Wednesday, January 3, 2007

Coldest day in bangkok, 2007?

Up this morning at dawn, one of the coldest days of the year here in Bangkok, no fan last night and a quilty cover needed for warmth. How luxurious to be cold! At 5:48 it's two minutes before nautical twilight and the first prayer cries form the mosque half a mile away float scratchily through the dawn air and are picked up by a not unpleasing wave of dog howlings. One of these mornings I must make a catalog of "dawn sounds from Bangkok", add them to this blog.
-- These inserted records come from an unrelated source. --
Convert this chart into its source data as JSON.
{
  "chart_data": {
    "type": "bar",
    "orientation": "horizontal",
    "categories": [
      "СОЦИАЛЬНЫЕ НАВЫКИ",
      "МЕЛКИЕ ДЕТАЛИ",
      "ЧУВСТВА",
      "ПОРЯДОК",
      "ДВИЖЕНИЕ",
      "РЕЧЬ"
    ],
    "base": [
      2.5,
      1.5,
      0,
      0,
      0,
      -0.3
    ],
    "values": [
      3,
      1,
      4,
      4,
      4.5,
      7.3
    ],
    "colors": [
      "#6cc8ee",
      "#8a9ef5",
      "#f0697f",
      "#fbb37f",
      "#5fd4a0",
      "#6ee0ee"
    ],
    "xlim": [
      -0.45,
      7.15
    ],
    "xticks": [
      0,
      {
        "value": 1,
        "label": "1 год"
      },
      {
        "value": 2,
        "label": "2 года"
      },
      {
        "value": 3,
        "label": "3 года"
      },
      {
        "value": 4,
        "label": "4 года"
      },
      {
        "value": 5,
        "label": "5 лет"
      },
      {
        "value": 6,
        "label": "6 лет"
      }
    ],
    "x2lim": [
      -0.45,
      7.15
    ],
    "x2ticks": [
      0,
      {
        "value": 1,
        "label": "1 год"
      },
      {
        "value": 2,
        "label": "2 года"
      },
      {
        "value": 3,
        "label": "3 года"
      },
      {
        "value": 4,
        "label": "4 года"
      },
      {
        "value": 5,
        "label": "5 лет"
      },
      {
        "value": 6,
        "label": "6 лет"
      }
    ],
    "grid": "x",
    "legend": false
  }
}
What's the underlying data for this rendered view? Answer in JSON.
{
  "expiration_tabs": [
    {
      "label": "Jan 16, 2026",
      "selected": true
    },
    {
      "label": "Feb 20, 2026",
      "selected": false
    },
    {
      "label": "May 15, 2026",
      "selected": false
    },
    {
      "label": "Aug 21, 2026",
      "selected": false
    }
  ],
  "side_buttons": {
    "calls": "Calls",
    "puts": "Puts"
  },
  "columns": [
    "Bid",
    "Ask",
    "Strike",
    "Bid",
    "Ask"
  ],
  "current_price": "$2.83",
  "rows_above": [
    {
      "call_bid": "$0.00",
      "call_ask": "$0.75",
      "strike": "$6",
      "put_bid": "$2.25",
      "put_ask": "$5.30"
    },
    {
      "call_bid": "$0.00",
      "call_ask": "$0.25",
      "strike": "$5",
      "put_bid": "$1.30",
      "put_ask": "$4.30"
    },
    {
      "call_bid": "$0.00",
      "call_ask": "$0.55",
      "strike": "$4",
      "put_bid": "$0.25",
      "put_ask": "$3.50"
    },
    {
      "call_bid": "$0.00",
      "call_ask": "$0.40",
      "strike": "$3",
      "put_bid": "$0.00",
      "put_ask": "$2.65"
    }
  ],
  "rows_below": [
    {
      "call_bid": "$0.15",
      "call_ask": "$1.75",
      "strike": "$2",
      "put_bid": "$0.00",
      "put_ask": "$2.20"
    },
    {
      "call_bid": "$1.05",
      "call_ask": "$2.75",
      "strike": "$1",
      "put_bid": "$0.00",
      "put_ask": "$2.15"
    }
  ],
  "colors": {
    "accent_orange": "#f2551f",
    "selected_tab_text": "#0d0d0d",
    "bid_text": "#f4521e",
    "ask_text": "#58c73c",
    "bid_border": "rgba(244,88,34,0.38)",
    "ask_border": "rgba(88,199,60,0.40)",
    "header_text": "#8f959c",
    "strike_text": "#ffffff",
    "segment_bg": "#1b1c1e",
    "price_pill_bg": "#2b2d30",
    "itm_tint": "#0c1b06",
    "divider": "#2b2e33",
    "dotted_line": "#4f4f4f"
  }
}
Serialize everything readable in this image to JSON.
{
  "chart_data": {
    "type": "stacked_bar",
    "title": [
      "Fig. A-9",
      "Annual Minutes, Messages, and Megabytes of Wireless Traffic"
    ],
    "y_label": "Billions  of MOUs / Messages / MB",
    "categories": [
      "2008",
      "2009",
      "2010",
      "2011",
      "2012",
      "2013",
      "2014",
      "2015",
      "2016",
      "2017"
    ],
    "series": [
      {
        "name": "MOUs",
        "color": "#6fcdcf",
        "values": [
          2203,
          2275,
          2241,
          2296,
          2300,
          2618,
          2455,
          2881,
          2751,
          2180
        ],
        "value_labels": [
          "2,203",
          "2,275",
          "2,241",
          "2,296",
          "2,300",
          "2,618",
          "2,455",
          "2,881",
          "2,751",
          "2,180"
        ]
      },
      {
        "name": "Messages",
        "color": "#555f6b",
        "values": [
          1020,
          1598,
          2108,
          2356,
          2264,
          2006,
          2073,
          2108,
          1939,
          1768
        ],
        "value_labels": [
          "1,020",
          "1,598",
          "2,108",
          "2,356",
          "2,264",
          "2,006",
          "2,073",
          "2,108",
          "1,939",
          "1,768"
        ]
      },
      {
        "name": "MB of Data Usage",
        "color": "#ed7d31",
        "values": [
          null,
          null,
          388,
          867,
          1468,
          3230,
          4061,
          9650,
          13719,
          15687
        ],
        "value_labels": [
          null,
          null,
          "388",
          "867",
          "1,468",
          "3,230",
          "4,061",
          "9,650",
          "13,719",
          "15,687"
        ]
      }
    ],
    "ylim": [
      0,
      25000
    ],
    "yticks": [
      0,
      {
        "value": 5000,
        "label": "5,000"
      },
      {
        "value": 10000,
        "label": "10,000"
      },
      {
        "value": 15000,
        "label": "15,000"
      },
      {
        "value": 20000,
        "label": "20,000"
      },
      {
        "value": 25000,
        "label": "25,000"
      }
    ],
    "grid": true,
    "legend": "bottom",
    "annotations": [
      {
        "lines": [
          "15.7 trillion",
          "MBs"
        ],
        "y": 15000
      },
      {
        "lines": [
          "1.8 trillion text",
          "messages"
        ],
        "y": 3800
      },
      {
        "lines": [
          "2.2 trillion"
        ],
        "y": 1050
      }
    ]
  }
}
I make a few myself, throwing latches and carefully working my way out on to the deck so I don't stumble on the many levels we've built into this house, then climbing shakily up on a chair to measure the roof temperature.

One of the first steps in engineering a solution to Bangkok's heat problem is to make an inventory of possible heat sinks, cool places to which unwanted heat might be transferred. For example: practitioners of alternative thermal climate control in temperate regions of the world usually think of a presumably cooler underground where the temperature is likely to hover at somewhere near the mean annual temperature in that region. For example, a considerable quantity of 98 degree air can be cooled to a pleasant 75 degrees if a source of 60 degree heat sink is conveniently available. A cubic meter of earth at a depth of three meters , where the ground temperature will be, in say northern Europe, about 15C (60F), will pull the required 22 degrees of summer heat from a houseful of august air. Alas at the latitude of Bangkok, with a mean annual temperature of about 28, relatively cold earth is not found at any depth; in fact, the earth begins to warm to about 30 degrees fifty meters down. (In fact a recent analysis of subsurface temperatures beneath BKK indicate a 1.7 C increase in earth temperatures during the past fifty years in the inner city due apparently to urban heat island effects, over and above global warming effects). Annual variation in subsurface temperature at a depth of 3 meters is only one degree or so.

So we can forget about earth cooling, we've got to find some other cool place.













Here is my measuring instrument, about fifty bucks form Radio Shack.

You can see here that the roof temperature which I took yesterday in a test run is 20 degrees, the sky temperature -2 degrees.






But this morning I measure as follows:


Roof temperature: 16 degrees C
Air temperature: 20 degrees C

But how can this be? This is the same question I used to ask myself about the frost on the pumpkin. How can the frosty pumpkin be colder than the air, which is above freezing temperature?

Here is he answer: when I turn the thermometer upward to the sky the temperature reads -7 degrees.

Sky temperature: -7 deg C!!!

In other words, here at latitude 13 the sky is seven degrees below zero, more or less the same temperature of the air today in Wisconsin where

The bitter frostes, with the sleet and reyn,
Destroyed hath the grene in every yerd;

So the sky is very cold, even here in tropical Bangkok, and this -- in spite of the warmth of the air-- is sucking heat out of the roof to the extent that the temperature is supressed 4 degrees below air temperature. Can I use this to my advantage when the dreaded hot season arrives three months from now?